I had this issue in CentOS and the solution was to turn on SELinux:

setenforce 0

It's not a mongo problem. It's a docker problem actually. when docker wants to map the volume it tries to change the permission and failed do to the user/group/selinux restrictions.

UPDATE:

There's a chown command in entrypoint.sh that tries to change the permission of directories and files in the mapped volume. read more in here.

Ceremony answered 3/3, 2018 at 10:23 Comment(1)
SELinux, the silent culprit behind thousands of hours wasted worldwide. Thanks for mentioning SELinux man :)Haroun
S
5

Only the root or members of the sudo group can change the ownership of a file/directory. When you run mongodb in docker and attach a volume from the host, mongo is trying to run as the mongod user. Since this user doesn't exist on your host and root owns the volume mongod/docker is trying to own the OS looks at this as a permissions problem and you will see that error. You have a few options:

  1. Configure mongo to run as root via editing the mongo config and copying it during the docker build process. This assumes you're using a docker file to build that image.

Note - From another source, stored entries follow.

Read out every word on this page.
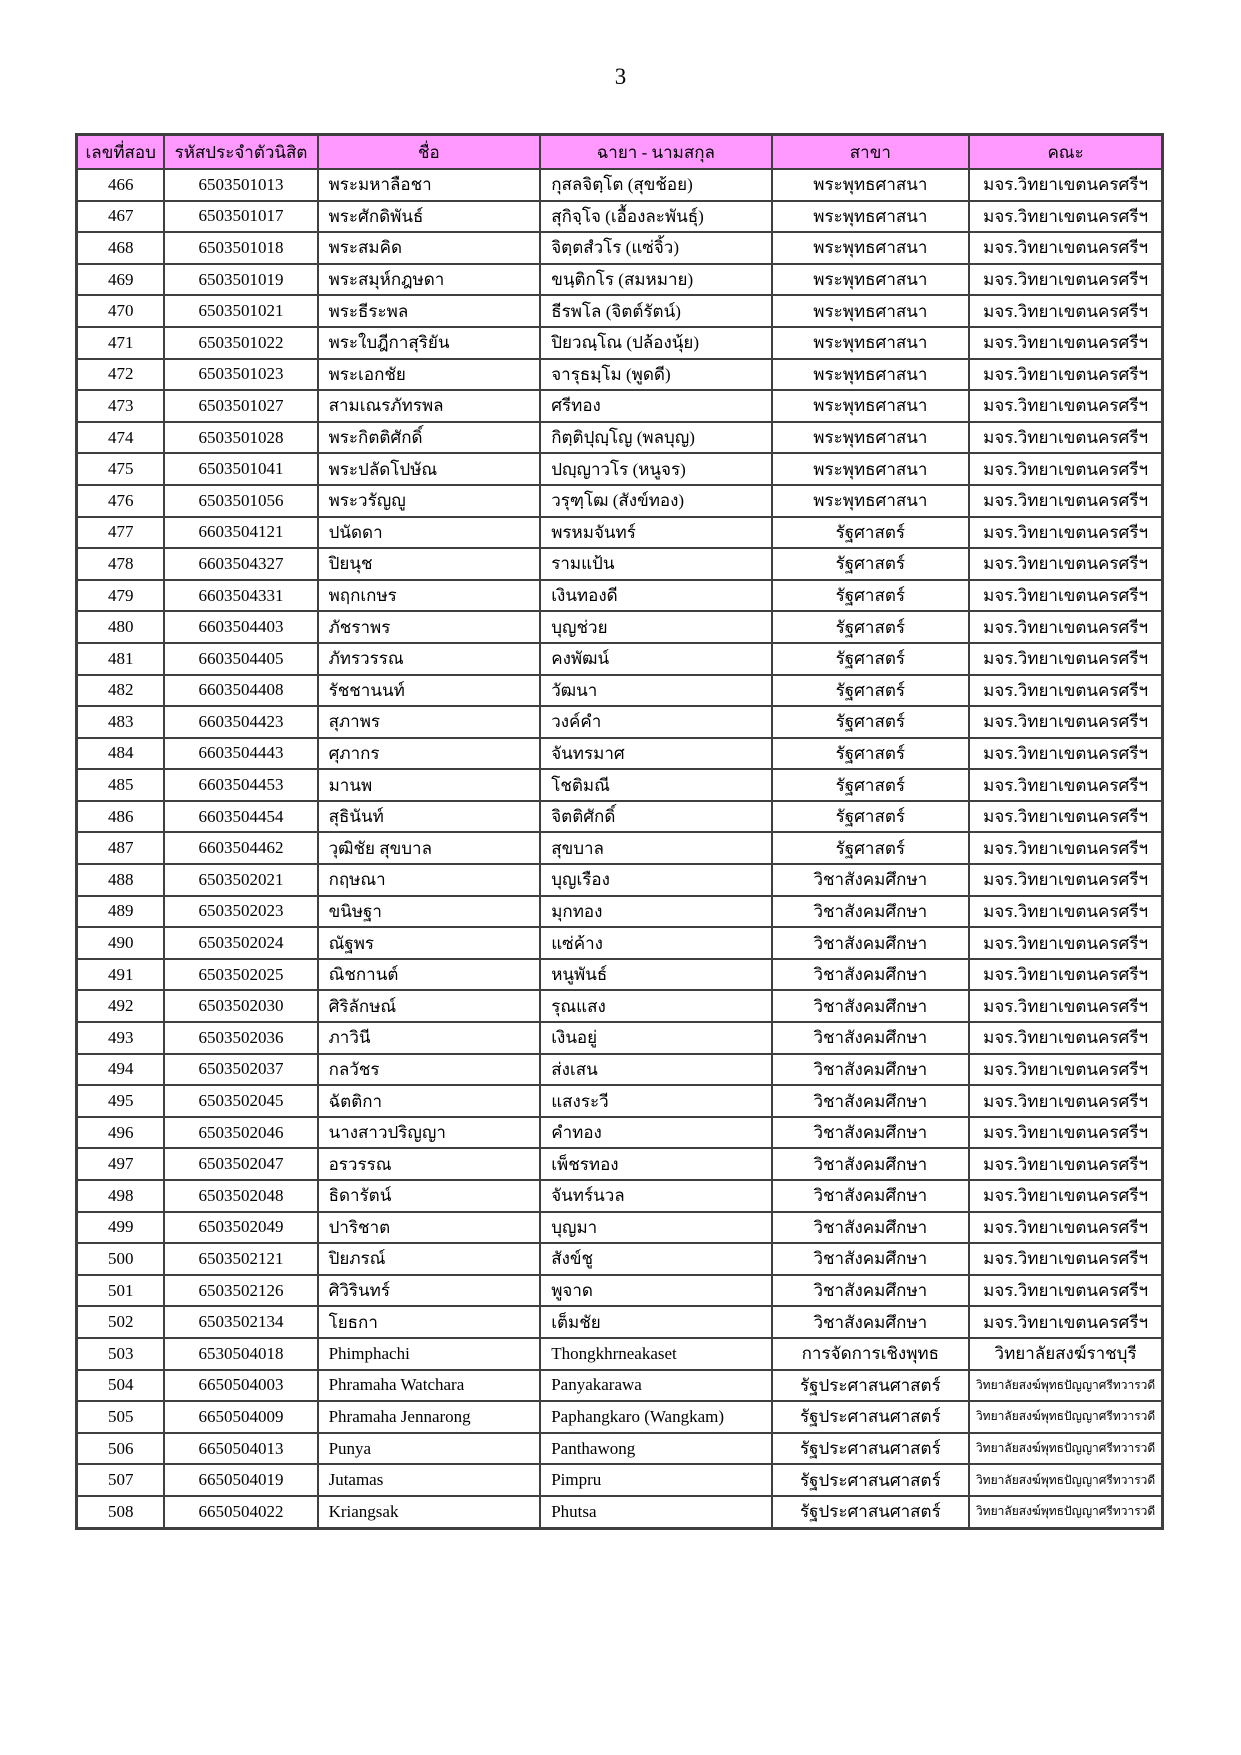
3
เลขที่สอบ	รหัสประจำตัวนิสิต	ชื่อ	ฉายา - นามสกุล	สาขา	คณะ
466	6503501013	พระมหาลือชา	กุสลจิตฺโต (สุขช้อย)	พระพุทธศาสนา	มจร.วิทยาเขตนครศรีฯ
467	6503501017	พระศักดิพันธ์	สุกิจฺโจ (เอื้องละพันธุ์)	พระพุทธศาสนา	มจร.วิทยาเขตนครศรีฯ
468	6503501018	พระสมคิด	จิตฺตสํวโร (แซ่จิ้ว)	พระพุทธศาสนา	มจร.วิทยาเขตนครศรีฯ
469	6503501019	พระสมุห์กฎษดา	ขนฺติกโร (สมหมาย)	พระพุทธศาสนา	มจร.วิทยาเขตนครศรีฯ
470	6503501021	พระธีระพล	ธีรพโล (จิตต์รัตน์)	พระพุทธศาสนา	มจร.วิทยาเขตนครศรีฯ
471	6503501022	พระใบฎีกาสุริยัน	ปิยวณฺโณ (ปล้องนุ้ย)	พระพุทธศาสนา	มจร.วิทยาเขตนครศรีฯ
472	6503501023	พระเอกชัย	จารุธมฺโม (พูดดี)	พระพุทธศาสนา	มจร.วิทยาเขตนครศรีฯ
473	6503501027	สามเณรภัทรพล	ศรีทอง	พระพุทธศาสนา	มจร.วิทยาเขตนครศรีฯ
474	6503501028	พระกิตติศักดิ์	กิตฺติปุญฺโญ (พลบุญ)	พระพุทธศาสนา	มจร.วิทยาเขตนครศรีฯ
475	6503501041	พระปลัดโปษัณ	ปญฺญาวโร (หนูจร)	พระพุทธศาสนา	มจร.วิทยาเขตนครศรีฯ
476	6503501056	พระวรัญญู	วรุฑฺโฒ (สังข์ทอง)	พระพุทธศาสนา	มจร.วิทยาเขตนครศรีฯ
477	6603504121	ปนัดดา	พรหมจันทร์	รัฐศาสตร์	มจร.วิทยาเขตนครศรีฯ
478	6603504327	ปิยนุช	รามแป้น	รัฐศาสตร์	มจร.วิทยาเขตนครศรีฯ
479	6603504331	พฤกเกษร	เงินทองดี	รัฐศาสตร์	มจร.วิทยาเขตนครศรีฯ
480	6603504403	ภัชราพร	บุญช่วย	รัฐศาสตร์	มจร.วิทยาเขตนครศรีฯ
481	6603504405	ภัทรวรรณ	คงพัฒน์	รัฐศาสตร์	มจร.วิทยาเขตนครศรีฯ
482	6603504408	รัชชานนท์	วัฒนา	รัฐศาสตร์	มจร.วิทยาเขตนครศรีฯ
483	6603504423	สุภาพร	วงค์คำ	รัฐศาสตร์	มจร.วิทยาเขตนครศรีฯ
484	6603504443	ศุภากร	จันทรมาศ	รัฐศาสตร์	มจร.วิทยาเขตนครศรีฯ
485	6603504453	มานพ	โชติมณี	รัฐศาสตร์	มจร.วิทยาเขตนครศรีฯ
486	6603504454	สุธินันท์	จิตติศักดิ์	รัฐศาสตร์	มจร.วิทยาเขตนครศรีฯ
487	6603504462	วุฒิชัย สุขบาล	สุขบาล	รัฐศาสตร์	มจร.วิทยาเขตนครศรีฯ
488	6503502021	กฤษณา	บุญเรือง	วิชาสังคมศึกษา	มจร.วิทยาเขตนครศรีฯ
489	6503502023	ขนิษฐา	มุกทอง	วิชาสังคมศึกษา	มจร.วิทยาเขตนครศรีฯ
490	6503502024	ณัฐพร	แซ่ค้าง	วิชาสังคมศึกษา	มจร.วิทยาเขตนครศรีฯ
491	6503502025	ณิชกานต์	หนูพันธ์	วิชาสังคมศึกษา	มจร.วิทยาเขตนครศรีฯ
492	6503502030	ศิริลักษณ์	รุณแสง	วิชาสังคมศึกษา	มจร.วิทยาเขตนครศรีฯ
493	6503502036	ภาวินี	เงินอยู่	วิชาสังคมศึกษา	มจร.วิทยาเขตนครศรีฯ
494	6503502037	กลวัชร	ส่งเสน	วิชาสังคมศึกษา	มจร.วิทยาเขตนครศรีฯ
495	6503502045	ฉัตติกา	แสงระวี	วิชาสังคมศึกษา	มจร.วิทยาเขตนครศรีฯ
496	6503502046	นางสาวปริญญา	คำทอง	วิชาสังคมศึกษา	มจร.วิทยาเขตนครศรีฯ
497	6503502047	อรวรรณ	เพ็ชรทอง	วิชาสังคมศึกษา	มจร.วิทยาเขตนครศรีฯ
498	6503502048	ธิดารัตน์	จันทร์นวล	วิชาสังคมศึกษา	มจร.วิทยาเขตนครศรีฯ
499	6503502049	ปาริชาต	บุญมา	วิชาสังคมศึกษา	มจร.วิทยาเขตนครศรีฯ
500	6503502121	ปิยภรณ์	สังข์ชู	วิชาสังคมศึกษา	มจร.วิทยาเขตนครศรีฯ
501	6503502126	ศิวิรินทร์	พูจาด	วิชาสังคมศึกษา	มจร.วิทยาเขตนครศรีฯ
502	6503502134	โยธกา	เต็มชัย	วิชาสังคมศึกษา	มจร.วิทยาเขตนครศรีฯ
503	6530504018	Phimphachi	Thongkhrneakaset	การจัดการเชิงพุทธ	วิทยาลัยสงฆ์ราชบุรี
504	6650504003	Phramaha Watchara	Panyakarawa	รัฐประศาสนศาสตร์	วิทยาลัยสงฆ์พุทธปัญญาศรีทวารวดี
505	6650504009	Phramaha Jennarong	Paphangkaro (Wangkam)	รัฐประศาสนศาสตร์	วิทยาลัยสงฆ์พุทธปัญญาศรีทวารวดี
506	6650504013	Punya	Panthawong	รัฐประศาสนศาสตร์	วิทยาลัยสงฆ์พุทธปัญญาศรีทวารวดี
507	6650504019	Jutamas	Pimpru	รัฐประศาสนศาสตร์	วิทยาลัยสงฆ์พุทธปัญญาศรีทวารวดี
508	6650504022	Kriangsak	Phutsa	รัฐประศาสนศาสตร์	วิทยาลัยสงฆ์พุทธปัญญาศรีทวารวดี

Then it will have no problem accessing the attached volume.

  2. Create a mongod user & group on the host and change the ownership of the data directory to that user that the OS sees no difference in ownership/permissions.

  3. Rearchitect your system so mongo can use the default container data store size for its life and completely forgo the volume mount.

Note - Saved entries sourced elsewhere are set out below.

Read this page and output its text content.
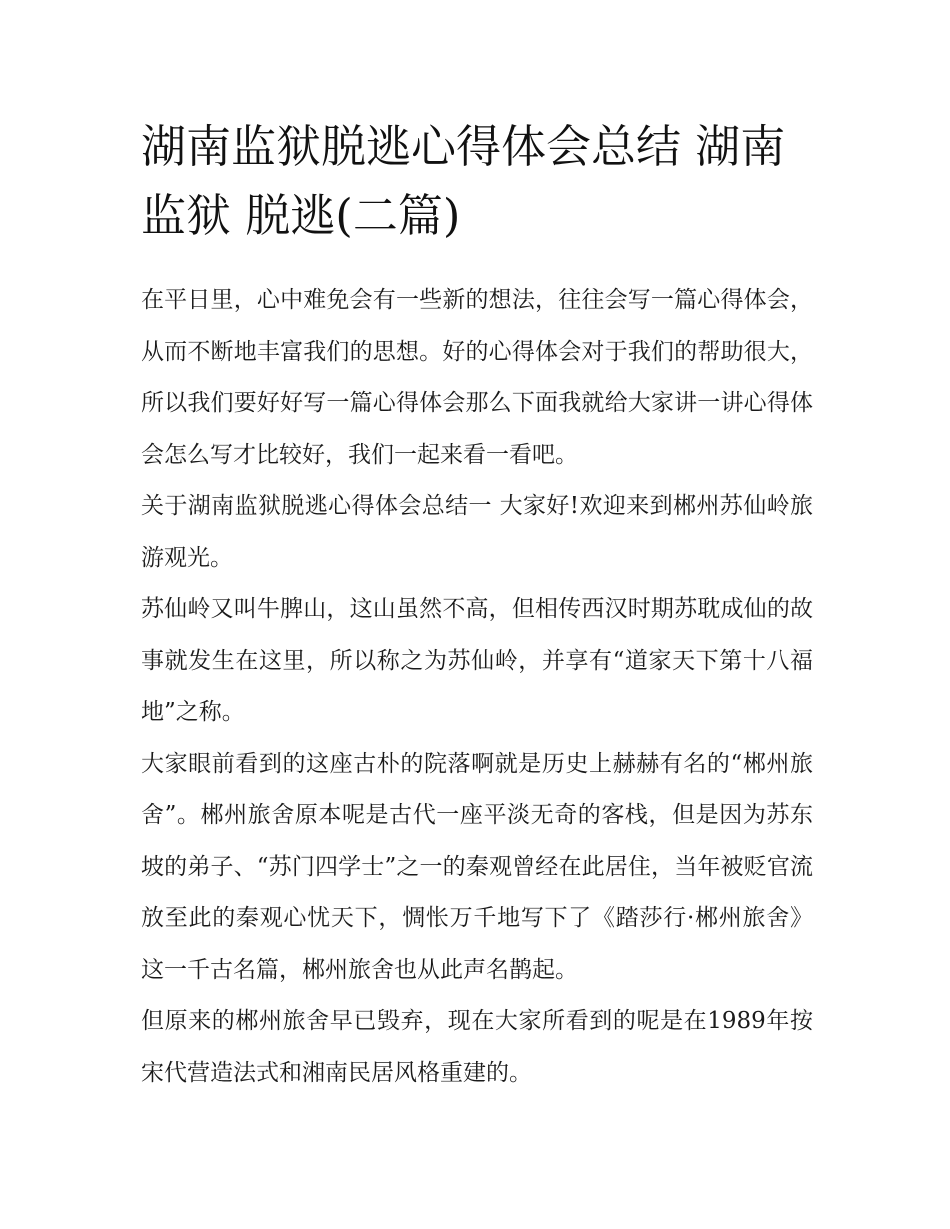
湖南监狱脱逃心得体会总结 湖南监狱 脱逃(二篇)

在平日里，心中难免会有一些新的想法，往往会写一篇心得体会，从而不断地丰富我们的思想。好的心得体会对于我们的帮助很大，所以我们要好好写一篇心得体会那么下面我就给大家讲一讲心得体会怎么写才比较好，我们一起来看一看吧。

关于湖南监狱脱逃心得体会总结一 大家好!欢迎来到郴州苏仙岭旅游观光。

苏仙岭又叫牛脾山，这山虽然不高，但相传西汉时期苏耽成仙的故事就发生在这里，所以称之为苏仙岭，并享有“道家天下第十八福地”之称。

大家眼前看到的这座古朴的院落啊就是历史上赫赫有名的“郴州旅舍”。郴州旅舍原本呢是古代一座平淡无奇的客栈，但是因为苏东坡的弟子、“苏门四学士”之一的秦观曾经在此居住，当年被贬官流放至此的秦观心忧天下，惆怅万千地写下了《踏莎行·郴州旅舍》这一千古名篇，郴州旅舍也从此声名鹊起。

但原来的郴州旅舍早已毁弃，现在大家所看到的呢是在1989年按宋代营造法式和湘南民居风格重建的。
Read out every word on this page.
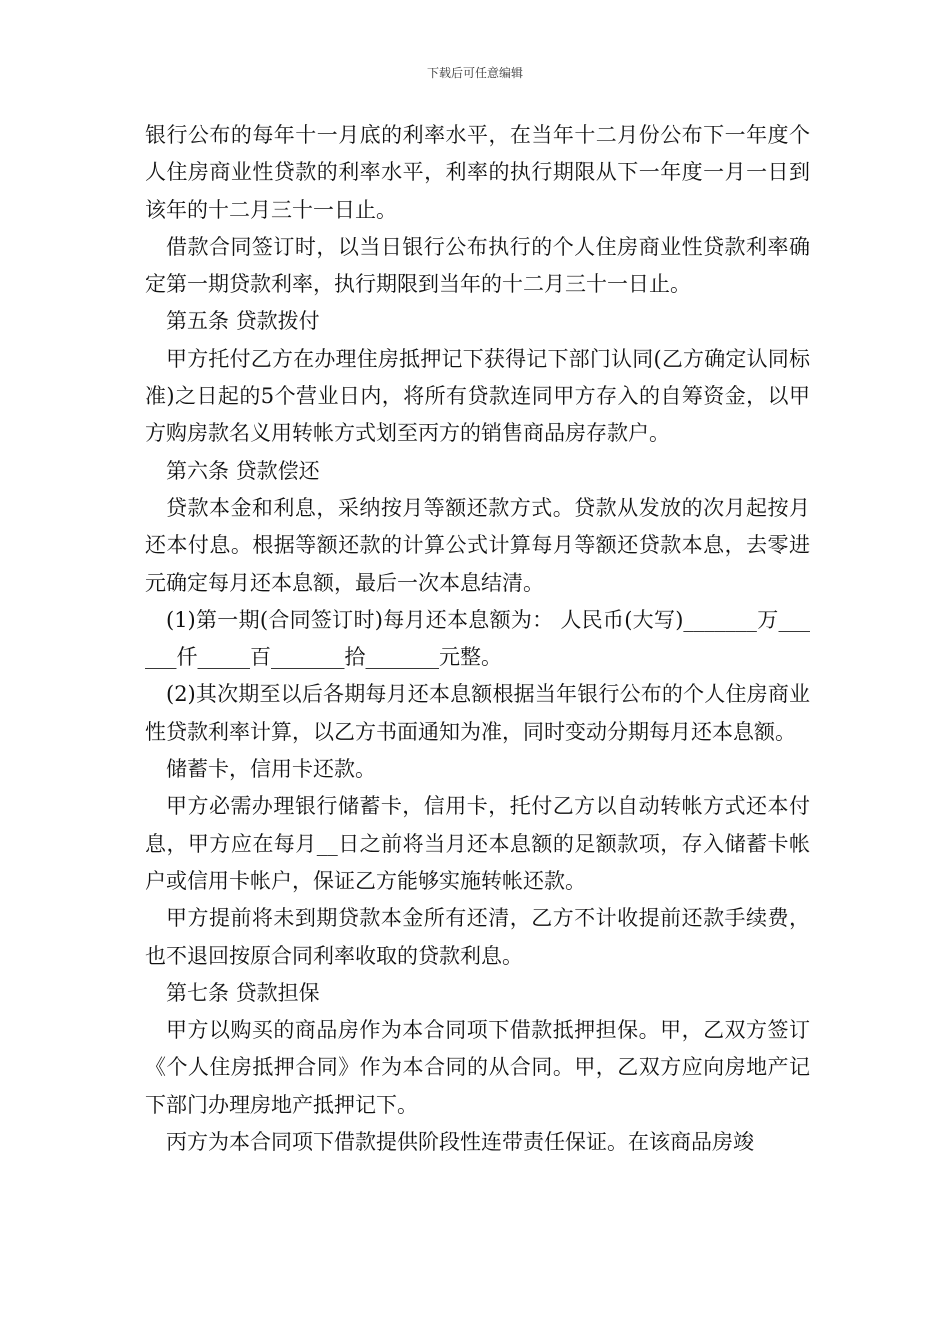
下载后可任意编辑

银行公布的每年十一月底的利率水平，在当年十二月份公布下一年度个人住房商业性贷款的利率水平，利率的执行期限从下一年度一月一日到该年的十二月三十一日止。

借款合同签订时，以当日银行公布执行的个人住房商业性贷款利率确定第一期贷款利率，执行期限到当年的十二月三十一日止。

第五条 贷款拨付

甲方托付乙方在办理住房抵押记下获得记下部门认同(乙方确定认同标准)之日起的5个营业日内，将所有贷款连同甲方存入的自筹资金，以甲方购房款名义用转帐方式划至丙方的销售商品房存款户。

第六条 贷款偿还

贷款本金和利息，采纳按月等额还款方式。贷款从发放的次月起按月还本付息。根据等额还款的计算公式计算每月等额还贷款本息，去零进元确定每月还本息额，最后一次本息结清。

(1)第一期(合同签订时)每月还本息额为： 人民币(大写)_______万______仟_____百_______拾_______元整。

(2)其次期至以后各期每月还本息额根据当年银行公布的个人住房商业性贷款利率计算，以乙方书面通知为准，同时变动分期每月还本息额。

储蓄卡，信用卡还款。

甲方必需办理银行储蓄卡，信用卡，托付乙方以自动转帐方式还本付息，甲方应在每月__日之前将当月还本息额的足额款项，存入储蓄卡帐户或信用卡帐户，保证乙方能够实施转帐还款。

甲方提前将未到期贷款本金所有还清，乙方不计收提前还款手续费，也不退回按原合同利率收取的贷款利息。

第七条 贷款担保

甲方以购买的商品房作为本合同项下借款抵押担保。甲，乙双方签订《个人住房抵押合同》作为本合同的从合同。甲，乙双方应向房地产记下部门办理房地产抵押记下。

丙方为本合同项下借款提供阶段性连带责任保证。在该商品房竣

Sudden answered 27/6, 2017 at 13:58 Comment(0)
J
0

instead of mount with the directory, you can change to mount with the volume.

version: "2"
services:
  api:
    build: .
    ports:
      - "3007:3007"
    links:
      - mongo
    volumes:
      - .:/opt/app
    mongo:
      image: mongo
      volumes:
        - mongodata:/data/db
      ports:
        - "27017:27017"
volumes:
  mongodata

This is the issue in mongo: https://github.com/docker-library/mongo/issues/232#issuecomment-355423692

Joashus answered 1/9, 2022 at 6:41 Comment(0)
S
0

I solved this problem by adding a .dockerignore file and ignore the folders that you can't access. And remember to create a new folder to save the volume.